ThePerfectK wrote:Chilly Willy wrote:Something to think about - rather than try to mimic mid-line color changes, draw everything except the water, then draw the water with alpha. It would actually look more like water that way as well as avoiding palette tricks.
Hmm - that would be on a per-layer basis, of course. That way if the water is in the background, the foreground would be in front of the water.
Well that is what I plan to fall back on if nothing else works, but thats my worst case scenario. The water in sonic games looks really distinctive, and an alpha blended layer looks nothing like the effect.
True, if you're trying to get the exact "Sonic" look to water, it's not quite the same. It is the easiest way to handle it, though.
Beaides I sort of like bogglez idea and want to try my hand at it. Funnily enough, I sort of feel like all this was easier when I wrote the entire renderer from scratch in software on my PC, lol. That gave me very fine control over every single pixel draw. But part of the fun of taking up new hardware is thinking outside the box. I'll admit that I'm having loads of fun right now.
That's good. Nothing keeps a dev on a project like enjoying the work they're doing.
One problem with your suggestion, though - in order to blend all my sprites with a water alpha layer, that would mean I'd also have to draw all my sprites as translucent polygons, right?
You would need to at least use the ARGB1555 mode (for the pixels or the palette entries if paletted sprites) to specify on/off for the pixels making the sprite. Over reasonable size and numbers of these type of objects, I've not noticed any performance problems on the DC.
Looking at other topics, there is a debate about how much slower drawing translucent polygons is than drawing opaque or punch-through polygons, correct? Would I be getting a substantial performance hit by drawing water this way? If I did want to draw water as an alpha layer, I could cut it into smaller tiles and give the water a pattern to blend in, rather than just color (so I could, like, draw zig-zagging waves in the water). In that case, I'd be drawing more polygons than if I just did one giant polygon and stretch it over the field - is that slower as well? To give a rough estimate of the number of polygons I'd like to draw - I'd say, at most, Sonic has maybe 100 sprites on screen at once, counting forground objects and the background layers as sprites as well. That would be about 100 polygons drawn per frame.

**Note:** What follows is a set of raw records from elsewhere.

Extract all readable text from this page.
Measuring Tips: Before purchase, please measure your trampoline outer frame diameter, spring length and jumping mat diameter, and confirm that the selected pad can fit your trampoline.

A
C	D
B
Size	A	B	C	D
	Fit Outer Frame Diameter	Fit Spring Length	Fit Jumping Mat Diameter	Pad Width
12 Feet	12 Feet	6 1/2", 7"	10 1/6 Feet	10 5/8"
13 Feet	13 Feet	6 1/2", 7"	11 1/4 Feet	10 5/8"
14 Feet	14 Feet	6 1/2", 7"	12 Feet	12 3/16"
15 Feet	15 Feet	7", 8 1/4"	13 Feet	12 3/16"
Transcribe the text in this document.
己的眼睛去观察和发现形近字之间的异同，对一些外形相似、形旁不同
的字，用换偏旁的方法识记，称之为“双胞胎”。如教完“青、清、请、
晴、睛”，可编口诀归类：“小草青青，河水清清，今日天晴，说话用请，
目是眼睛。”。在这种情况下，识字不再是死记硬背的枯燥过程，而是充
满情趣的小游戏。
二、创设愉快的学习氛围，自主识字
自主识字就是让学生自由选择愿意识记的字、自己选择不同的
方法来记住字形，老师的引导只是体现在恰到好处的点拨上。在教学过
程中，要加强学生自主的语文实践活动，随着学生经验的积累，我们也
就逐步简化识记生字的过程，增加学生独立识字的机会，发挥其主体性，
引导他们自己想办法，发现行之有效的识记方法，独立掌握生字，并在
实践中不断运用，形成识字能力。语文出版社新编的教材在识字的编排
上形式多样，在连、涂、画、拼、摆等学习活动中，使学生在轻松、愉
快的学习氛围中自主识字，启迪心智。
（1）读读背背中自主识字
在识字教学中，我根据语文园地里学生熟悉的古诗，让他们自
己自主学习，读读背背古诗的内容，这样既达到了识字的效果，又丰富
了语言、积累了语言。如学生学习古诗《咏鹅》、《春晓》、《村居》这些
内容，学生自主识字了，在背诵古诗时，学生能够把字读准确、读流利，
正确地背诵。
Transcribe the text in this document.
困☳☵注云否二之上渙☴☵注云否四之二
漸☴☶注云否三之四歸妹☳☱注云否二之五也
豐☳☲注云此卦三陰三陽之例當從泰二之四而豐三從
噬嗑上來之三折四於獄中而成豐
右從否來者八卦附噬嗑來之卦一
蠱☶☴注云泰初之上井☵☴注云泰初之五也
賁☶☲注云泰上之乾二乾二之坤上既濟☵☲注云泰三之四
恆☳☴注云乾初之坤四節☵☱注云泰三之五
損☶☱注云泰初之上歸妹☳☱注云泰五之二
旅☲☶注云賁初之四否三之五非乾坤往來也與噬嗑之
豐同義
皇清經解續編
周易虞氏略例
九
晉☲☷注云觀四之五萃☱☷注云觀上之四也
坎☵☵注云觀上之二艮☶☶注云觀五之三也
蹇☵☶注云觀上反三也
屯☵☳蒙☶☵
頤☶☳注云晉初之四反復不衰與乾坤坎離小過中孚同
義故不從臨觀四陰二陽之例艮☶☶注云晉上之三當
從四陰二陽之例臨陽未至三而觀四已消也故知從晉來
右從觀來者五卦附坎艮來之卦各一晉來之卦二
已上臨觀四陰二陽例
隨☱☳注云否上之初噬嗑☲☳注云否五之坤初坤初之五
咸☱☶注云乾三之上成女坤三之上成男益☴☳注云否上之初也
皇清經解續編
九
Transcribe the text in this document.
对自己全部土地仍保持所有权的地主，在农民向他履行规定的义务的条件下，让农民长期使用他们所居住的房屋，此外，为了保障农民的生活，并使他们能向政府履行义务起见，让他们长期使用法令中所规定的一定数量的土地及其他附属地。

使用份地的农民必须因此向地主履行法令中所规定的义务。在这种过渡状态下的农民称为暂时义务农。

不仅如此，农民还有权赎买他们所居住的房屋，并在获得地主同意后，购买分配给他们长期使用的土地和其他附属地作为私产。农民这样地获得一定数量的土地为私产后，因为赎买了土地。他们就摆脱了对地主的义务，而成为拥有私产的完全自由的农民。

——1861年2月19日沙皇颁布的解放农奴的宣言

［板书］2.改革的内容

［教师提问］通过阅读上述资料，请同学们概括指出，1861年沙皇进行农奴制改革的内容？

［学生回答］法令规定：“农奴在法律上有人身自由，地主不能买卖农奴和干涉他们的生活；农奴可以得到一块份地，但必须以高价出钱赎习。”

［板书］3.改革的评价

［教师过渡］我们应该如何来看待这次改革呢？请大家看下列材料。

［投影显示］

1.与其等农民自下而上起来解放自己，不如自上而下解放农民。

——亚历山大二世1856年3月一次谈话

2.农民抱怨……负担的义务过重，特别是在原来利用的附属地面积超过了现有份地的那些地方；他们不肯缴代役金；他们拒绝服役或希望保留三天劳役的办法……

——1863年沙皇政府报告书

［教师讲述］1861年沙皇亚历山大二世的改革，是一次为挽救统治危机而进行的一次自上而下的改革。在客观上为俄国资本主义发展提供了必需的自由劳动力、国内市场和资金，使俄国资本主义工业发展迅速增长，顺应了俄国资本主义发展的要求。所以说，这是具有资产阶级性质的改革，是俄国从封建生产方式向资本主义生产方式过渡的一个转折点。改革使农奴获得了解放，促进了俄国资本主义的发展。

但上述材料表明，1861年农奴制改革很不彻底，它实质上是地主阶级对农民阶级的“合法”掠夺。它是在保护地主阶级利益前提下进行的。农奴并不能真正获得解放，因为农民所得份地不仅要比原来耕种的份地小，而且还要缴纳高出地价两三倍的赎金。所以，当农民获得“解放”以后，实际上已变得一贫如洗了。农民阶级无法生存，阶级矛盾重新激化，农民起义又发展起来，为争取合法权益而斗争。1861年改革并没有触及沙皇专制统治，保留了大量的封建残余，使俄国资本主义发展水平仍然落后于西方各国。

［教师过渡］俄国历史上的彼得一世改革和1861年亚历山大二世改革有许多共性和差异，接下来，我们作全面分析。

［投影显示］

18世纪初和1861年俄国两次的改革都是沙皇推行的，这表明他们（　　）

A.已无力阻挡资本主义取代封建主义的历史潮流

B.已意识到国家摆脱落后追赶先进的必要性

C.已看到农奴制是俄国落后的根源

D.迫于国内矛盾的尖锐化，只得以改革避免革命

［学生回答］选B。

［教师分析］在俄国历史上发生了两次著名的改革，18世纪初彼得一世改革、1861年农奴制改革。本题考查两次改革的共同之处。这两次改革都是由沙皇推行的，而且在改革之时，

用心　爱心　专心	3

I'm sort of paranoid about performance and want to do as much as possible to keep things running as fast as possible, haha. I'm using fmath, for example, because it's apparently optimized with sh inline assembly?
I doubt you'll see any performance issues on a simple 2D game like this. At least on the rendering end of things. You'll want to watch the entity-ai side of things - remember the ring slowdown on hits as an example of how not to do that.
Fast math is fast because it ignores things like checking arguments for NaNs, signed zeroes, and other such ieee nonsense. It has nothing to do with assembly, per se. When compiling, during the optimization phase, nothing beats generating the assembly source to see what the compiler is actually doing. Just add "-S" to the compiler options to get the assembly for that file.